Is there a relationship between poverty and donating arts materials?
##
## Call:
## glm(formula = Donating ~ ., family = "binomial", data = .)
##
## Deviance Residuals:
## Min 1Q Median 3Q Max
## -2.4863 -0.9031 -0.6607 1.0357 1.8045
##
## Coefficients:
## Estimate Std. Error z value Pr(>|z|)
## (Intercept) 2.4343000 0.7077582 3.439 0.000583 ***
## perc_pov_2017 -0.0389842 0.0062127 -6.275 3.5e-10 ***
## total_enrollment_2017 -0.0001403 0.0002362 -0.594 0.552458
## perc_34_all_2018_ela -0.0116970 0.0110585 -1.058 0.290176
## perc_34_all_2018_math 0.0273044 0.0088107 3.099 0.001942 **
## ---
## Signif. codes: 0 '***' 0.001 '**' 0.01 '*' 0.05 '.' 0.1 ' ' 1
##
## (Dispersion parameter for binomial family taken to be 1)
##
## Null deviance: 1175.41 on 847 degrees of freedom
## Residual deviance: 979.39 on 843 degrees of freedom
## (345 observations deleted due to missingness)
## AIC: 989.39
##
## Number of Fisher Scoring iterations: 4
There is a statisically significant negative coefficient for the relationship between poverty and donating arts materials at a p-value of less than 0.001.

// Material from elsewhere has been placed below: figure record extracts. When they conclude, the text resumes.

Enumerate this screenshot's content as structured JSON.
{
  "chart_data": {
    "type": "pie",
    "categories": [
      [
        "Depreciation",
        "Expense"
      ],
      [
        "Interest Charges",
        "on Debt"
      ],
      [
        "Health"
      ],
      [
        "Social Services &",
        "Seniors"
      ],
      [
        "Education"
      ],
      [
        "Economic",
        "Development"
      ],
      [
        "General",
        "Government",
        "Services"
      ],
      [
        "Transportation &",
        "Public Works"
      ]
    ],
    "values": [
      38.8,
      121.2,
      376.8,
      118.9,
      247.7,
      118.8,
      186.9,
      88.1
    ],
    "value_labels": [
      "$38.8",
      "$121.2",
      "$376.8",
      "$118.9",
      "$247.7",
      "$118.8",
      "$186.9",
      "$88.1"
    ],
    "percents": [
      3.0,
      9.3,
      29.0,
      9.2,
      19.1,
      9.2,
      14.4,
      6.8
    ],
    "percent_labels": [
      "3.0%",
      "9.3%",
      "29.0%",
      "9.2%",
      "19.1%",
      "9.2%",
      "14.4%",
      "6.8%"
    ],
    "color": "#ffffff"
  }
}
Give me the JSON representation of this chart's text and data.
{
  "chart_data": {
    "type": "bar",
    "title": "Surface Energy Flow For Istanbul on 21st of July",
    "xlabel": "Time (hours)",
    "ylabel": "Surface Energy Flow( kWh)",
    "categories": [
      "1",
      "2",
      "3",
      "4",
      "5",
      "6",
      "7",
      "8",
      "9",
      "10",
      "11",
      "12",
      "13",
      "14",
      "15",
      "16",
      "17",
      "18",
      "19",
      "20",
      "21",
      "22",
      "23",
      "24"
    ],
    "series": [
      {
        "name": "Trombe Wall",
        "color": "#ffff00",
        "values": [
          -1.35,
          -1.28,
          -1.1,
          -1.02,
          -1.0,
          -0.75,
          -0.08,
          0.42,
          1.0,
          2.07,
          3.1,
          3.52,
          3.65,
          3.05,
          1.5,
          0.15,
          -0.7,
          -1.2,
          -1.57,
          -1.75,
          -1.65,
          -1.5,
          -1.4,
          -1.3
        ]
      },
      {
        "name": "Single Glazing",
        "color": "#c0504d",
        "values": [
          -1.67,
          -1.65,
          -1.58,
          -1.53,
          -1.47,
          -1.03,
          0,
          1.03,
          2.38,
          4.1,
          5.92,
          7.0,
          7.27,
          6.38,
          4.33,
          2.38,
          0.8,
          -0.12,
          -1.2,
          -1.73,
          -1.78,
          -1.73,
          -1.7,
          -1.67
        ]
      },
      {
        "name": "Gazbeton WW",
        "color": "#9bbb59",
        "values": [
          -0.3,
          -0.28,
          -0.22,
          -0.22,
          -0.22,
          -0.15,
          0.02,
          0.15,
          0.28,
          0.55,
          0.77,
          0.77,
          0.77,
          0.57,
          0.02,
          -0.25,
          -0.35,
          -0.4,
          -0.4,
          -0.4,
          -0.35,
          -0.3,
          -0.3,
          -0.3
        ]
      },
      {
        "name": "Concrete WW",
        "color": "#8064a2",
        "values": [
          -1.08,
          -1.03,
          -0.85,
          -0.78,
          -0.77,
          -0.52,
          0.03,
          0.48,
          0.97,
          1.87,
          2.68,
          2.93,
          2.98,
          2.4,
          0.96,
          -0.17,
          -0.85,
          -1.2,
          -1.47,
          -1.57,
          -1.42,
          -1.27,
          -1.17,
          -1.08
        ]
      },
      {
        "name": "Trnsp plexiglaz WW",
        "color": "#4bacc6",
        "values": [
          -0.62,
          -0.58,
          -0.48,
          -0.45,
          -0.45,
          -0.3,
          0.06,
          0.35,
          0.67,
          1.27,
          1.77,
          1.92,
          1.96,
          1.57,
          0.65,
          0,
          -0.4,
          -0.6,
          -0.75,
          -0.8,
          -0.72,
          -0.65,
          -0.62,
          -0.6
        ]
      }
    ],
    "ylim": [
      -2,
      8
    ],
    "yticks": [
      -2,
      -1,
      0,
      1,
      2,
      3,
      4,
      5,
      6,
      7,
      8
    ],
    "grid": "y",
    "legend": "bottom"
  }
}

We can explicitly look at the correlation between a school receiving funding from their PTA and parental involvement in the arts.
Of the different methods by which parents can become involved with arts programs directly, PTA funding is most closely associated with donations. This makes sense, in particular if we consider that schools reporting parental involvement through donations may have taken these into consideration when reporting PTA funding. While some administrators may consider these sources of funding to be distinct, it is not clear that all would agree on this point.